Sasanian silver ewers may display animal or vegetal decoration (see cat. no. 53) or diaphanously clothed female figures who hold auspicious objects while walking or dancing. Whether they bear any relationship to the Zoroastrian goddess Anahita (Nahid) is open to question; but as noted in the entry for catalogue number 53, this goddess is depicted on a relief on the back wall of the large rock-cut niche (iwan) at Taq-i Bostan holding the representation of a ewer decorated with a linear pattern representing wavy vertical fluting.
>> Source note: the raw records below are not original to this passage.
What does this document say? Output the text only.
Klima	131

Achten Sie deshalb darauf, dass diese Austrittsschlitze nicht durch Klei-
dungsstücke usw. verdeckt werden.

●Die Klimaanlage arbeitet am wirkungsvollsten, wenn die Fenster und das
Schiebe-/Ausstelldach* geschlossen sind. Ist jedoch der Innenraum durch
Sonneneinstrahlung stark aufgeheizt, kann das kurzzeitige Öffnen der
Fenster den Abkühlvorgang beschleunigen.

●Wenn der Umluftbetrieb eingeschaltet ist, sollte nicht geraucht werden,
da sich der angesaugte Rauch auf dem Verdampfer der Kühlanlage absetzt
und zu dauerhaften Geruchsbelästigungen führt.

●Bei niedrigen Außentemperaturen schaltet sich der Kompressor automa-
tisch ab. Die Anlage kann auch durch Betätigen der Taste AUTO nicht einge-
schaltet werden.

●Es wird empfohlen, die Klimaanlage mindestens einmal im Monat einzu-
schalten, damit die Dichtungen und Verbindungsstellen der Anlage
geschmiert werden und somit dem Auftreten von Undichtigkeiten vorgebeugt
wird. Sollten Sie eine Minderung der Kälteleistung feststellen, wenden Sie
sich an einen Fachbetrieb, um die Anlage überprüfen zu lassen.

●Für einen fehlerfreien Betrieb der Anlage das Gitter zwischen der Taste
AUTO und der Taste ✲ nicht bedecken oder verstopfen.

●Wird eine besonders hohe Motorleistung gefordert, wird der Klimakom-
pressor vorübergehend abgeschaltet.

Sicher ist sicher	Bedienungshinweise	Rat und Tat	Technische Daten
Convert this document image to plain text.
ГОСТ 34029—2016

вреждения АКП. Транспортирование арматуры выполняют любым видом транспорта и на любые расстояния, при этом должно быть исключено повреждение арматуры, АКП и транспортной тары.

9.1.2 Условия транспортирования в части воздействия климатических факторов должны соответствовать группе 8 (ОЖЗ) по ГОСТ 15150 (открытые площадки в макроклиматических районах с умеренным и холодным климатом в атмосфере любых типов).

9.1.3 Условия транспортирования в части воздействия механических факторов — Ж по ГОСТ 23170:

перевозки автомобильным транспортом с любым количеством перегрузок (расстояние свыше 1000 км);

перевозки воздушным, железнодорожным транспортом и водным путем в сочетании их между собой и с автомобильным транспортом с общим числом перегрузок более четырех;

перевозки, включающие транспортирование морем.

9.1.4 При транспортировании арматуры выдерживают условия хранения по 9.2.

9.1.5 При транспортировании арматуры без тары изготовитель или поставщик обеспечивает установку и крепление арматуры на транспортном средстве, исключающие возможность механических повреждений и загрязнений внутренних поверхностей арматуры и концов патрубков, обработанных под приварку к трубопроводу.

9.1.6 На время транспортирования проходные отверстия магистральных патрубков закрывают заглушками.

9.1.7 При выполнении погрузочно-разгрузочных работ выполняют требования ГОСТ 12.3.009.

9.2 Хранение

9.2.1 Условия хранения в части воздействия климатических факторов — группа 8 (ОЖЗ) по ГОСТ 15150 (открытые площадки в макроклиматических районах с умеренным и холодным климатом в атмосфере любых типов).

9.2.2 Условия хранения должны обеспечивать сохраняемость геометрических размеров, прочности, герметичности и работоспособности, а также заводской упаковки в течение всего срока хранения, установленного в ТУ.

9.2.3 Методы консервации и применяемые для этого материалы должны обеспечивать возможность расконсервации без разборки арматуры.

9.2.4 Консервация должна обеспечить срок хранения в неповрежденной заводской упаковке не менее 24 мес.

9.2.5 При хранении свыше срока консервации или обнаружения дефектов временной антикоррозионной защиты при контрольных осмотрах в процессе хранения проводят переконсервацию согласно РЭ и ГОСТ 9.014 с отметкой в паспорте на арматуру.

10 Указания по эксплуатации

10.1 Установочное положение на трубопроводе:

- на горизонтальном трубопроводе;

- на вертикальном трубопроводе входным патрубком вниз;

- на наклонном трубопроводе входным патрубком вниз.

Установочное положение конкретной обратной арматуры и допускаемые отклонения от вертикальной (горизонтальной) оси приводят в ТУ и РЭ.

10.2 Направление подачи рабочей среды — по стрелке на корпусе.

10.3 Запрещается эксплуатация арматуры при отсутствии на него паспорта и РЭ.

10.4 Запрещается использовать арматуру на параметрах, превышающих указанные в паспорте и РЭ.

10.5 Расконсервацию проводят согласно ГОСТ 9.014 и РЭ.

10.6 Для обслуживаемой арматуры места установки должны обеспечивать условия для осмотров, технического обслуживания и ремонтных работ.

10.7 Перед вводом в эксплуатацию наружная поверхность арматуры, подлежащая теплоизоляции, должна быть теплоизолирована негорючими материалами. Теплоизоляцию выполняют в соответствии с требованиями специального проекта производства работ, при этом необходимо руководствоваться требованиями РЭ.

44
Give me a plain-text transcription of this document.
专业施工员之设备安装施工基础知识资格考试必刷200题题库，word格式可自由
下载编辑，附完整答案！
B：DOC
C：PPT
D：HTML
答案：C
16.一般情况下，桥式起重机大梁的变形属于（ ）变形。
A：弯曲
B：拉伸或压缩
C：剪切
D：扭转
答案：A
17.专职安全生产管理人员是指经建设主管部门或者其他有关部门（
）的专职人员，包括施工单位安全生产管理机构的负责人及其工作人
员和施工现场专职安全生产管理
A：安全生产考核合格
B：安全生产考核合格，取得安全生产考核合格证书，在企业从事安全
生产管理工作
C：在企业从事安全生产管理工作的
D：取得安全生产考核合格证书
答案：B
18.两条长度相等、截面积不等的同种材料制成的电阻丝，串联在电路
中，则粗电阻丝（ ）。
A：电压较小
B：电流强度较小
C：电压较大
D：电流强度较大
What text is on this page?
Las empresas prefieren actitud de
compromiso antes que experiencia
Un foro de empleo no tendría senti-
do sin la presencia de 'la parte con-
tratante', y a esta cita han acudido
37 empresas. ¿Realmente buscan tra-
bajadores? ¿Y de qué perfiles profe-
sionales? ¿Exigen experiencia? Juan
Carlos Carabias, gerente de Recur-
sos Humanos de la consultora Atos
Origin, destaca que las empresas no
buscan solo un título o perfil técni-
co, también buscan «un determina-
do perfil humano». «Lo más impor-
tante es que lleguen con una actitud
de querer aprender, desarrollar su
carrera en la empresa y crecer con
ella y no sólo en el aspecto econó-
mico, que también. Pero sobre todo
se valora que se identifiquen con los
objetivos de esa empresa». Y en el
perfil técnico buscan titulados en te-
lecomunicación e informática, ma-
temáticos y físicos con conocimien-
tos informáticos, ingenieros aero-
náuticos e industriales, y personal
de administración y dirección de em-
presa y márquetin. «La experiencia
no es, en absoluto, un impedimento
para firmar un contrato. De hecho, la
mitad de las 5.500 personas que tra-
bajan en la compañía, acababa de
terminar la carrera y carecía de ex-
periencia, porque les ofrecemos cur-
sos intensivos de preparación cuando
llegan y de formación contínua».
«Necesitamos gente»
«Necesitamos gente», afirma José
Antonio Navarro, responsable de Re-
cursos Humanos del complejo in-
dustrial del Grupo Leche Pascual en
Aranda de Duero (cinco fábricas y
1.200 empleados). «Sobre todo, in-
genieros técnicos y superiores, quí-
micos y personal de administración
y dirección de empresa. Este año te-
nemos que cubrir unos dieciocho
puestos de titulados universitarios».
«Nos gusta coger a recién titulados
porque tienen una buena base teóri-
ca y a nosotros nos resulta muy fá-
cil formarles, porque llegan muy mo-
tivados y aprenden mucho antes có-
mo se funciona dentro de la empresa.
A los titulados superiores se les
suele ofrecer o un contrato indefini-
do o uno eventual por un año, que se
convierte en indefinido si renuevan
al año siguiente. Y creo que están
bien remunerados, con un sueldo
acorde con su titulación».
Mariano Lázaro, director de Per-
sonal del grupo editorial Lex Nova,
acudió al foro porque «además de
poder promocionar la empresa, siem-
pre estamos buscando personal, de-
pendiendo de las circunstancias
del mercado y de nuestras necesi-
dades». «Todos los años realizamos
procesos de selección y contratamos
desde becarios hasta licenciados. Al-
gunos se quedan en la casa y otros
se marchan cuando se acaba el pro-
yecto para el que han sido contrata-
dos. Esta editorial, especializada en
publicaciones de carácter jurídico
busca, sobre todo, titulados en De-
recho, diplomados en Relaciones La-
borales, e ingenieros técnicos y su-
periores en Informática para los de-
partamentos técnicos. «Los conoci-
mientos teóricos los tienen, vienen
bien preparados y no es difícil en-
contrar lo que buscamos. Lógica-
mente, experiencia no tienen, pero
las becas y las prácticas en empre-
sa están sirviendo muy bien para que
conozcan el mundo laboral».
This motif has been compared with the pattern on a Sasanian silver-gilt ewer with vertical fluting in the Arthur M. Sackler Gallery in Washington D.C.6 The Sackler vessel is almost identical to the Shumei one, so much so that the two might have been a pair.

Since Roman ewers of this type date from around A.D. 400 onward, the present ewer is very likely late Sasanian in date, and thus of a type that directly influenced the design of early Islamic bronze fluted ewers.7
HI


1. Strong 1966, pp. 188-90; Kent and Painter 1977, p. 54, no. 104.
2. Ghirshman 1964, p. 254, fig. 307; Schmandt-Besserat 1978, p. 76, no. 90, p. 78, no. 94; Bothmer 1984, p. 34, no. 42, p. 38, no. 50, p. 47, no. 77. See also the horizontally fluted beaker of a Shumei Achaemenid rhyton, cat. no. 35, and a similar rhyton with a horse protome from Armenia with vertical fluting in Cultural Contacts 1985, no. 6. For a Hellenistic version of the same type of vessel with vertical fluting see Lukonin 1967, pl. 1.
3. Kent and Painter 1977, pp. 22-23, no. 8, pp. 33-34, nos. 54, 55, 56, etc.
4. Rawson 1992, pp. 144-50, figs. 6-7.
5. Ibid., fig. 6; Wu 1989, pp. 61-70; Carpino and James 1989, pp. 71-5.
6. Gunter and Jett 1992, pp. 202-4, no. 37.
7. Ibid., n.3. See Seven Thousand Years of Iranian Art 1964, p. 33, no. 529, illus. p. 157.